To preserve today's tranquillity in Kalaupapa village, visits via the small peninsula airport or the mule trail must be scheduled through Damien Hawaii Tours or Rare Adventures. Residents also can sponsor a visitor.

The Rare Adventures Mule-Ride package is $75 and the Hike-In package is $30. Both include the trail trek, community tour and picnic lunch.

Two of four other churches designed and built by Father Damien have been preserved.

Meanwhile, on the bike tour to other areas of the island, stop near the junction of highways 470 and 460 where a hike of little more than an hour along a forest-reserve road leads into the Kamakou Nature Conservancy rain forest.

Largest Landholder

Molokai Ranch, the largest landholder on the island, is the site of Wildlife Park with its giraffes, zebras, East African crowned cranes, antelope, Barbary sheep and Japanese deer. Tour safaris are $12 for adults, $6 for children under 12.

On another day a bicycle ride to the east end of the island reaches the remains of a 7th-Century village, small farms and two big waterfalls.

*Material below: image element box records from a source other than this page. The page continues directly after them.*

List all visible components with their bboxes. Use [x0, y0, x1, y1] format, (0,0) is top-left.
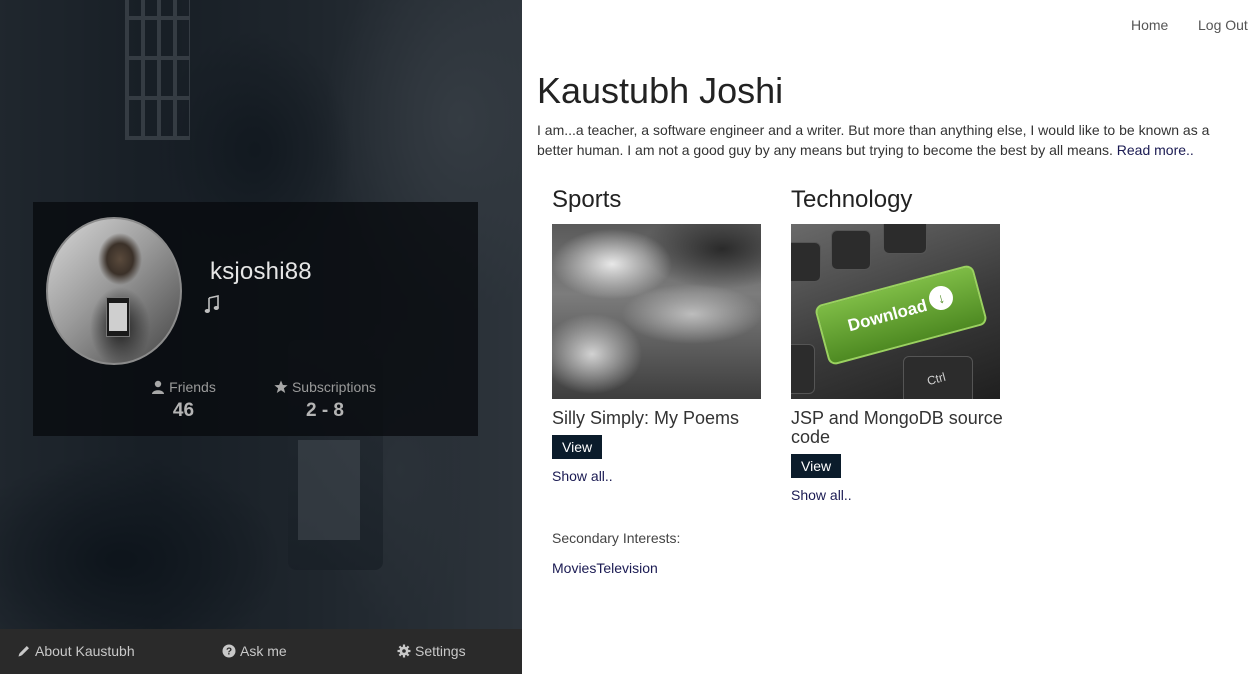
user-icon	[152, 380, 165, 394]
subscriptions-label: Subscriptions	[291, 379, 377, 395]
post-title[interactable]: Silly Simply: My Poems	[552, 409, 767, 428]
subscriptions-stat[interactable]: Subscriptions 2 - 8	[265, 379, 385, 422]
friends-stat-label-row: Friends	[136, 379, 231, 395]
secondary-interests-list: MoviesTelevision	[552, 560, 658, 576]
ask-me-button[interactable]: ? Ask me	[222, 643, 287, 659]
keyboard-key-bottom-left	[791, 344, 815, 394]
profile-card: ksjoshi88 Friends 46 Subscriptions 2 - 8	[33, 202, 478, 436]
interest-technology: Technology Download ↓ Ctrl JSP and Mongo…	[791, 186, 1006, 503]
question-circle-icon: ?	[222, 644, 236, 658]
settings-label: Settings	[415, 643, 466, 659]
secondary-interests-label: Secondary Interests:	[552, 530, 681, 546]
nav-logout-link[interactable]: Log Out	[1198, 17, 1248, 33]
star-icon	[274, 380, 288, 393]
keyboard-key-top-center	[831, 230, 871, 270]
ask-me-label: Ask me	[240, 643, 287, 659]
bio-body: I am...a teacher, a software engineer an…	[537, 122, 1210, 158]
music-note-icon	[204, 295, 219, 313]
interest-title: Technology	[791, 186, 913, 213]
post-thumbnail[interactable]	[552, 224, 761, 399]
interest-sports: Sports Silly Simply: My Poems View Show …	[552, 186, 767, 484]
interest-title: Sports	[552, 186, 622, 213]
friends-label: Friends	[169, 379, 216, 395]
post-title[interactable]: JSP and MongoDB source code	[791, 409, 1006, 447]
bio-text: I am...a teacher, a software engineer an…	[537, 120, 1237, 160]
friends-count: 46	[172, 400, 195, 421]
keyboard-key-top-right	[883, 224, 927, 254]
about-button[interactable]: About Kaustubh	[17, 643, 135, 659]
username: ksjoshi88	[210, 258, 312, 285]
secondary-interest-movies[interactable]: Movies	[552, 560, 596, 576]
post-thumbnail[interactable]: Download ↓ Ctrl	[791, 224, 1000, 399]
friends-stat[interactable]: Friends 46	[136, 379, 231, 422]
about-label: About Kaustubh	[35, 643, 135, 659]
show-all-link[interactable]: Show all..	[791, 487, 1006, 503]
view-button[interactable]: View	[552, 435, 603, 459]
secondary-interest-television[interactable]: Television	[596, 560, 657, 576]
avatar[interactable]	[46, 217, 182, 365]
svg-text:?: ?	[226, 647, 232, 658]
read-more-link[interactable]: Read more..	[1117, 142, 1194, 158]
view-button[interactable]: View	[791, 454, 842, 478]
pencil-icon	[18, 646, 29, 657]
bottom-bar: About Kaustubh ? Ask me Settings	[0, 629, 522, 674]
subscriptions-count: 2 - 8	[305, 400, 345, 421]
subscriptions-stat-label-row: Subscriptions	[265, 379, 385, 395]
gear-icon	[397, 644, 411, 658]
show-all-link[interactable]: Show all..	[552, 468, 767, 484]
avatar-phone-screen	[109, 303, 127, 331]
page-title: Kaustubh Joshi	[537, 70, 784, 111]
keyboard-key-top-left	[791, 242, 821, 282]
profile-panel: ksjoshi88 Friends 46 Subscriptions 2 - 8…	[0, 0, 522, 674]
nav-home-link[interactable]: Home	[1131, 17, 1168, 33]
settings-button[interactable]: Settings	[397, 643, 466, 659]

Progressive Travels bicycle and walking tours are based at the Kaluakoi Hotel and Golf Club Resort, spread over 6,800 acres adjacent to Molokai Ranch. Accommodations are in two-story redwood buildings around the entrance lobby.

The Progressive package for four days on Molokai and three on Maui is $1,495. It includes a room, meals, bicycles, guides and support vehicles. Contact Progressive Travels through your travel agent or call toll-free (800) 245-2229.

On your own a four-day, three-night package at Kaluakoi Resort starts at $399 per person, double occupancy. In addition to meals and accommodations it includes a bicycle and compact rental car. Call (800) 367-6046.

To be centrally based near the town of Kaunakakai, the Hotel Molokai and Pau Hana Inn maintain the Polynesian mood of old Molokai with double rooms beginning at $55 at the hotel and $39 at the inn. Call (808) 553-5347. For the Rare Adventures mule ride and hike, call (800) 843-5978.

To schedule a four-hour Kaulapapa Peninsula tour, phone Damien Tours at (808) 567-6171. For complete information about Molokai and its many possible adventures, contact the Destination Molokai Assn., Travel Sales, 1600 Kapiolani Blvd., Suite 925, Honolulu 96814, phone (800) 367-4753.

The ferry between Maui and Molokai makes two trips daily at $21 per person one way, with no charge for bicycles.